Des essais conduits à grande échelle en milieu réel utilisant les mycopesticides contre les criquets ont démontré de façon constante une efficacité similaire à celle des pesticides chimiques, quoiqu'avec une action plus lente. Appliqué à une dose de 50 g/ha, Green Muscle cause généralement des réductions de densité de 80-90% dans des populations libres en 2-3 semaines. L'action plus lente des mycopesticides comparée aux pesticides chimiques favorise leur utilisation dans des zones écologiquement sensibles et pour des opérations de lutte préventive où les criquets sont éloignés des cultures. Deux remarques essentielles doivent donc être faites sur le Green Muscle :
1. C'est un produit à utiliser de préférence dans les zones de pontes, à titre préventif. Contre une attaque des cultures par un vol de criquets pélerins, le Green muscle ne semble d'aucune utilité puisqu'il détruit les criquets en 10 jours : les méchants insectes ont le temps de tout manger avant de mourir !
2. Pour l'instant la production de ce bio pesticide est assurée en Afrique du Sud et au Sénégal. Le reportage sous le lien suivant explique sa fabrication au Sénégal :
Toutefois, il semble que la production du Green muscle soit insuffisante pour apporter une vraie réponse à l'ampleur des calamités. D'autant que le produit a une durée très courte de conservation.

Gora Ndiaye, le fondateur de Jardins d'Afrique au Sénégal, expliquait qu'en 2004, il avait pulvérisé de l'huile de neem sur un champ. Celui-ci n'a pas été attaqué comme les champs voisins. De fait le neem, naturel ou transformé, tue les criquets et agit comme répulsif.
Extrait de la brochure "Alternatives non chimiques pour lutter contre les acridiens"
Le neem est un arbre de taille moyenne qu'on trouve abondamment dans tous les villages du Sahel. Pendant l'hivernage (juillet - août) il produit d'abondantes graines qui peuvent être broyées. Le broyage donnera une poudre ou une huile qui, mélangée avec du savon et pulvérisée sur les plantes, est un excellent pesticide (pas seulement pour les criquets). 

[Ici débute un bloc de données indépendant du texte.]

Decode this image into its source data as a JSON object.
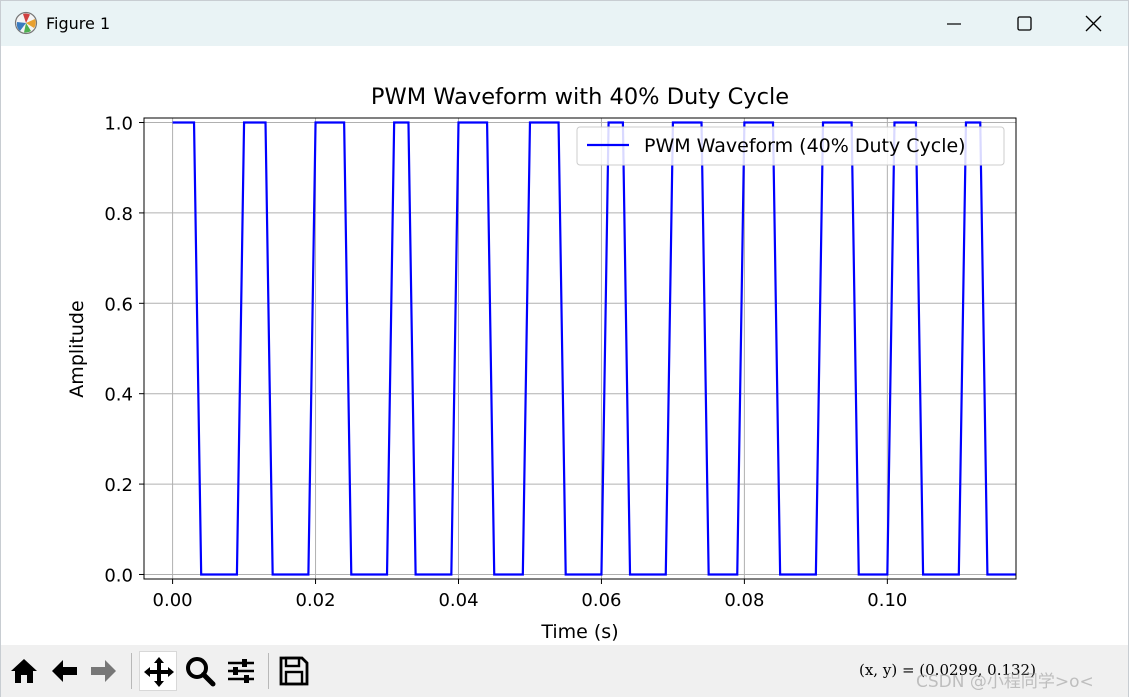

La matière première existe donc abondamment en Afrique de l'Ouest pour lutter contre les criquets. Les organisations internationales devraient prendre conscience que les moyens de lutte locaux, créateurs de revenus pour les ruraux, devraient être appuyés. Les équipements sont simples : moulins, presse à huile, conditionnement. Le tourteau de neem est aussi un sous-produit utile pour lutter contre les termites s'il est mis au pied des arbres. Enfin l'huile de neem, déjà bien développée au Burkina Faso, a plein d'usages reconnus en phytothérapie. Valoriser le neem sert non seulement dans la lutte contre les criquets mais aussi pour bien d'autres usages.

La communauté internationale a favorisé l'organisation de la lutte contre les criquets. De puissants mécanismes de vigilance ont été mis en place notamment avec le projet africain de lutte d'urgence contre les criquets pèlerins (Palcup/Aelp) a permis de redynamiser le système national de surveillance et d'alerte, mais aussi de promouvoir l'utilisation du bio-pesticide, d'améliorer les conditions de stockage des pesticides. Mais la surveillance n'empêche pas les vols d'essaims et la destruction des cultures si des actions ne sont pas prises dès l'apparition des criquets. Voilà pourquoi la situation dans le Nord du Mali est très préoccupante.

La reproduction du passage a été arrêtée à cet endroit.